First, I altered my hours: I woke up later, started work later, and logged off earlier. I also set three alarms: one for a coffee break, one for lunch, and one for when it was time to stop working. After work, I’d do something active, like go for a walk or go to the gym. I stopped checking my work email in the evenings and on weekends. I didn’t make all of these changes overnight—they had to be slowly built into my life—but together, they helped me create a much healthier routine. The result: not only did I work fewer hours and take more time off for myself, I was more productive and genuinely enjoyed the work I was doing.

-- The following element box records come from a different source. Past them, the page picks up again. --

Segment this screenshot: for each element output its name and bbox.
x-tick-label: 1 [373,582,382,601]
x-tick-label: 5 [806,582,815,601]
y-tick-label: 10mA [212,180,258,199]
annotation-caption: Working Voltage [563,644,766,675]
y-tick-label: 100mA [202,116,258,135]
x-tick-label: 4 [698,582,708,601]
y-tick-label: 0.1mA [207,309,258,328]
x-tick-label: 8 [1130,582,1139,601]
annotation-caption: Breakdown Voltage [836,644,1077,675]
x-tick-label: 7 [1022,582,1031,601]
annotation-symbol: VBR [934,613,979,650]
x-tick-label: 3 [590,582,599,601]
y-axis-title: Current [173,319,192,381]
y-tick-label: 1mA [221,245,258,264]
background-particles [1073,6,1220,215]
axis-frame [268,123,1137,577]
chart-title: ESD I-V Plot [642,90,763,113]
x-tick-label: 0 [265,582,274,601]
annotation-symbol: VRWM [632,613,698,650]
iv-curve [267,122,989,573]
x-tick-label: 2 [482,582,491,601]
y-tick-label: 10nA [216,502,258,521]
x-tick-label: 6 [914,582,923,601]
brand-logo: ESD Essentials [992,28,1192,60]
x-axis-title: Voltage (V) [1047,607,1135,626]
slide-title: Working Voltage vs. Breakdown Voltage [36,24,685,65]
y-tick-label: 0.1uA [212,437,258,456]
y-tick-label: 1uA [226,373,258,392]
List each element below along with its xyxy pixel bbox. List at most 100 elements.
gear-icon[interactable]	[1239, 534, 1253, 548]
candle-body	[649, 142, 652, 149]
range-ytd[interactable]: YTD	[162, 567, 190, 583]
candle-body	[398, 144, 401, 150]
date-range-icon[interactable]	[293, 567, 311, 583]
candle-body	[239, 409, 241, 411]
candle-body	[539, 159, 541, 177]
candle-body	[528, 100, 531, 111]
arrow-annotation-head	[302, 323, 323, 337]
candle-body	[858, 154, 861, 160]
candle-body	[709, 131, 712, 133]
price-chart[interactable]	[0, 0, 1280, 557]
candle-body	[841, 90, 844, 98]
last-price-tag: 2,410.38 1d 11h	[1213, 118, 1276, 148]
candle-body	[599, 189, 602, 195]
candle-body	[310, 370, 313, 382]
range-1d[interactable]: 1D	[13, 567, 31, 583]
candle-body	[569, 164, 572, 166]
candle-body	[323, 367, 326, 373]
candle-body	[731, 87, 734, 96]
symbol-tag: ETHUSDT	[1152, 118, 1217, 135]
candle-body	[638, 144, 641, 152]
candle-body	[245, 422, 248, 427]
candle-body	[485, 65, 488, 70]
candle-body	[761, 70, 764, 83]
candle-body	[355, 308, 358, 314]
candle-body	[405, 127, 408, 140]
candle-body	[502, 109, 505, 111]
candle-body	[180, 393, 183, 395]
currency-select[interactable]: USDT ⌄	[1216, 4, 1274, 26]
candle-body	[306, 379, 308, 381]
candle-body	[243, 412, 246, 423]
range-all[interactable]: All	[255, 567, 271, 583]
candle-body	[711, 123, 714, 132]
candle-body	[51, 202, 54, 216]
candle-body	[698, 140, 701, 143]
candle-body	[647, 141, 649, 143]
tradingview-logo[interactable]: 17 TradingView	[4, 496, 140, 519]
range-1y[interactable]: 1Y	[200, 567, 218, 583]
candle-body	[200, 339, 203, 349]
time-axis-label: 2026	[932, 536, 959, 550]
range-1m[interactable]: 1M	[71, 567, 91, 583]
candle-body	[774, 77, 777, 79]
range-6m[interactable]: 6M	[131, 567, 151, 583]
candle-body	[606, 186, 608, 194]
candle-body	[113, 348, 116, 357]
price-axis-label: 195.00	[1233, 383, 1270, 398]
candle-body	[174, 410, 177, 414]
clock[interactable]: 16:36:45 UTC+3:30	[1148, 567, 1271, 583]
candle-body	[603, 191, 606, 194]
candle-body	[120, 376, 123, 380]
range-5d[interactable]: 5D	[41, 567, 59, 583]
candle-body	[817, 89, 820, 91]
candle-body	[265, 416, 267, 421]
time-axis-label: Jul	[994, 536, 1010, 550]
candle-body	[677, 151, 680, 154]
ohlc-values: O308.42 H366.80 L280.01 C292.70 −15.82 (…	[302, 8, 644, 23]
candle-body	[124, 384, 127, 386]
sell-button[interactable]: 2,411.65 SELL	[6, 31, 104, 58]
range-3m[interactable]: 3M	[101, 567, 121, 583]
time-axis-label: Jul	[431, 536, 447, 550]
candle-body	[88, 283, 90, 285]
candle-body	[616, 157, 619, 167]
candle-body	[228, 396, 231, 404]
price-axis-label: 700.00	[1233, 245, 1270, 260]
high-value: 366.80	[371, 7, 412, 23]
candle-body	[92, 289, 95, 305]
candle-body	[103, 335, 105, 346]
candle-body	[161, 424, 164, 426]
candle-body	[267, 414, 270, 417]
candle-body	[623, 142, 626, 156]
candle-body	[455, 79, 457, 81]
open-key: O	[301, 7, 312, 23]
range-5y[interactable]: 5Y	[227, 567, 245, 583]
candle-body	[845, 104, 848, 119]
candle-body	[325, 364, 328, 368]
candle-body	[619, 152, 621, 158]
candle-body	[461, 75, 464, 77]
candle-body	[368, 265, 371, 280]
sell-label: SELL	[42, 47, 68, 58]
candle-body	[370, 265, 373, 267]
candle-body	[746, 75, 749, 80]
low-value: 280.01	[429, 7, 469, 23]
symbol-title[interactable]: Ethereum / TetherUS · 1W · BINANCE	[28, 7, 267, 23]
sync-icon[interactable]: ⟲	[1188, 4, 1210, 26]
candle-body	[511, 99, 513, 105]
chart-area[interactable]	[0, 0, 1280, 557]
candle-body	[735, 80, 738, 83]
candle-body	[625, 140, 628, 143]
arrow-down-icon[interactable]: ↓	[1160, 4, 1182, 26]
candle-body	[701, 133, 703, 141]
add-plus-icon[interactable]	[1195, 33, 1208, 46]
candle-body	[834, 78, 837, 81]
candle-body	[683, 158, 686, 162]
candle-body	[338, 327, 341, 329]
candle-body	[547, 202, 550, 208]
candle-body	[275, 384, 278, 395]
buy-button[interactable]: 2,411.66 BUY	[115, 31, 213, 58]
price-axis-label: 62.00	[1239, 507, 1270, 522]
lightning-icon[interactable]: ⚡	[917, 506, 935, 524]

When I became a full-time freelancer, I noticed how easy it would be to slip back into old patterns. Every day, I felt these anxious pangs telling me I should take every opportunity to make money. I knew if I didn’t take action to appease this anxiety I would end up working long hours and not letting myself take any breaks or time off. Instead, I knew I’d be a better freelancer for my clients if I managed my time and took care of myself first.

Here’s my advice to other freelancers: If you don’t take care of yourself, you can’t take care of your clients. On top of eating healthy and staying active, you must manage your time.

Here’s how to build your own healthy routine:

Stick to a Work Schedule

While one of the luxuries of working for yourself is that you can work whenever you want, I’ve learned it’s still important to stick to a schedule. You don’t necessarily need to work Monday through Friday, though. I often take Tuesdays off to go hiking with friends, as well as Saturday, and work all the other days.

The bonus of sticking to a schedule isn’t just that it helps you map out the rest of your life so you can do things besides work; it also helps you set realistic projections and deadlines with clients. If you know it’ll take two days or two weeks to finish a project, you can look at your existing schedule and workload, and give your client a reasonable deadline—one you know you can comfortably work within, so you can do your best work and are not scrambling at the last hour.

Schedule Breaks

On top of picking which days you want to work, it’s also important to take breaks throughout the workday. I failed to do this for years, because I wanted people to see I was online and know I was available to work. But then I thought about it this way: The people you freelance for take coffee and lunch breaks, so why can’t you?

The advantages of taking scheduled breaks are endless. For starters, your eyes will thank you for looking away from the screen! But in all seriousness, pausing every couple hours is good for your productivity, and can help you come back to your work feeling refreshed. If it helps, set alarms on your phone that ring in the morning, at lunch, and when you want to finish work—and walk away from the screen as soon as the sound goes off.

Go on a Real Vacation

Finally, once in a while, take more than one or two days off each week. Perhaps the greatest luxury of working for yourself is the fact that you’re not limited to 10 or 15 vacation days each year, so move things around and take as many as you can afford. The distance will spark your creativity and help you find clarity in your work.

Being your own boss isn’t easy, but putting the right systems in place can help you do your best work. Taking care of yourself and taking time off will not only help you, it’ll also help you serve your clients. Once you find the schedule that works best for you, you’ll see more success in your business.

Cait Flanders is a freelance writer and editor in Canada.
She is passionate about helping others align their budgets with
their goals and values, and overcome consumerism tendencies
—all of which she writes about on her blog Blonde on a Budget.